If distributed equally, the world produces enough food to feed everyone. There is an abundance of food. In fact, in this country, every day, in every city, far more edible food is discarded than is needed to feed those who do not have enough to eat.
The reason this is not already happening is no accident. We do not have a democratic say in how food is produced or distributed. People would certainly elect to eat. In hierarchical economies, the threat of the loss of a job allows owners to keep wages low. An underclass is the result of policies which encourage domination and violence. In our society, it is acceptable to profit from other people’s suffering and misery.
Poverty is violence. One expression of the violence of poverty is hunger. Millions of Americans, almost half children, go hungry every day and childhood malnutrition contributes heavily to infant mortality rates, which are higher in parts of the U.S. than in most other nations of the world. By spending money on bombs instead of food, our government perpetuates and exacerbates the violence of poverty by failing to provide food for everyone in need. Food Not Bombs has chosen to take a stand against violence. We are committed to nonviolent social change by giving out free vegetarian food thus celebrating and nurturing life.

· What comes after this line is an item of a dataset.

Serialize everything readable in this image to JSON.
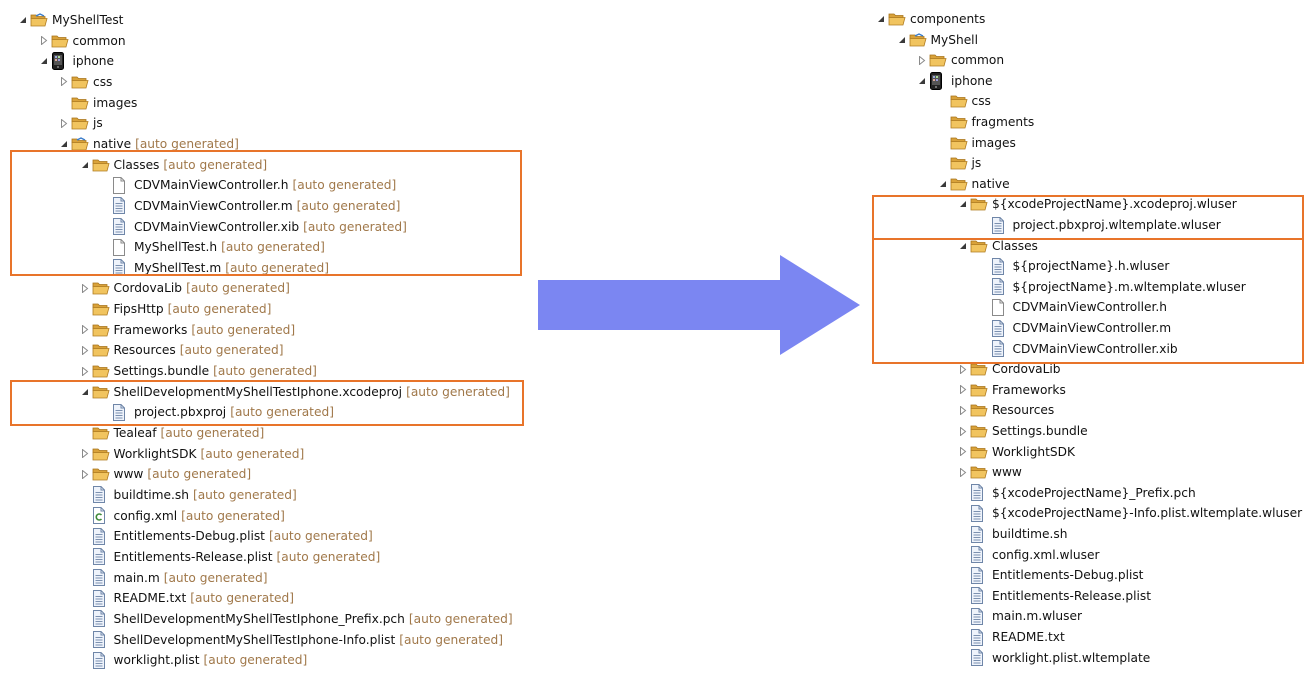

Food Not Bombs was recently approached and asked to cook at the Arcata Endeavor on Saturdays where there is plenty of food that would otherwise go unprepared and unserved on weekends. This is in addition to FNB’s meals served throughout the week that are cooked in the homes of volunteers. It was discussed and decided that it would be tried.
For several months now, there has been healthy vegetarian food served at 1:00 pm on Saturdays at the Endeavor (at no extra cost to taxpayers), and there are still enough volunteers to prepare and serve dinner at 5:30 pm on the plaza. Many of the volunteers now cooking lunch at the Endeavor on Saturdays were not previously affiliated with Food Not Bombs.
These events make clear that the facilities exist for those in need to be given the opportunity to help themselves. Instead of acquiring large sums of money to study the obvious lack of basic necessities, and spending lots of money hiring people who reinforce the separations between service providers and service recipients, Arcata could allow the already existing facilities to be used by those who are willing to volunteer to provide services to themselves and others. The costs of operation (utilities, supplies) could be covered by the money saved.
Not only would this less-hierarchical approach save money, and time spent to acquire that money, but it would also set an example of this historically tested and trusted method of social planning that involves less professional authoritarianism, and the actual meeting of more needs. The D Street Neighborhood Center is a perfect place to open up. Currently is sits locked and empty most of the time.
The direct action of preparing and sharing meals helps to relieve some of the pressures that create tensions in our community. Healthy and nutritious meals provide relief from the immediate discomfort and anxiety of being hungry, and prevent the long-term negative effects of malnutrition. For those overwhelmed by the cost of living in today’s society, FNB’s free meals provide relief from the competition for ever more scarce dollars.
Preparing meals together is a good way to engage our innate ability to get along and work cooperatively to meet our common needs. By addressing the issue of hunger directly, FNB also demonstrates our ability to solve community problems from within the community.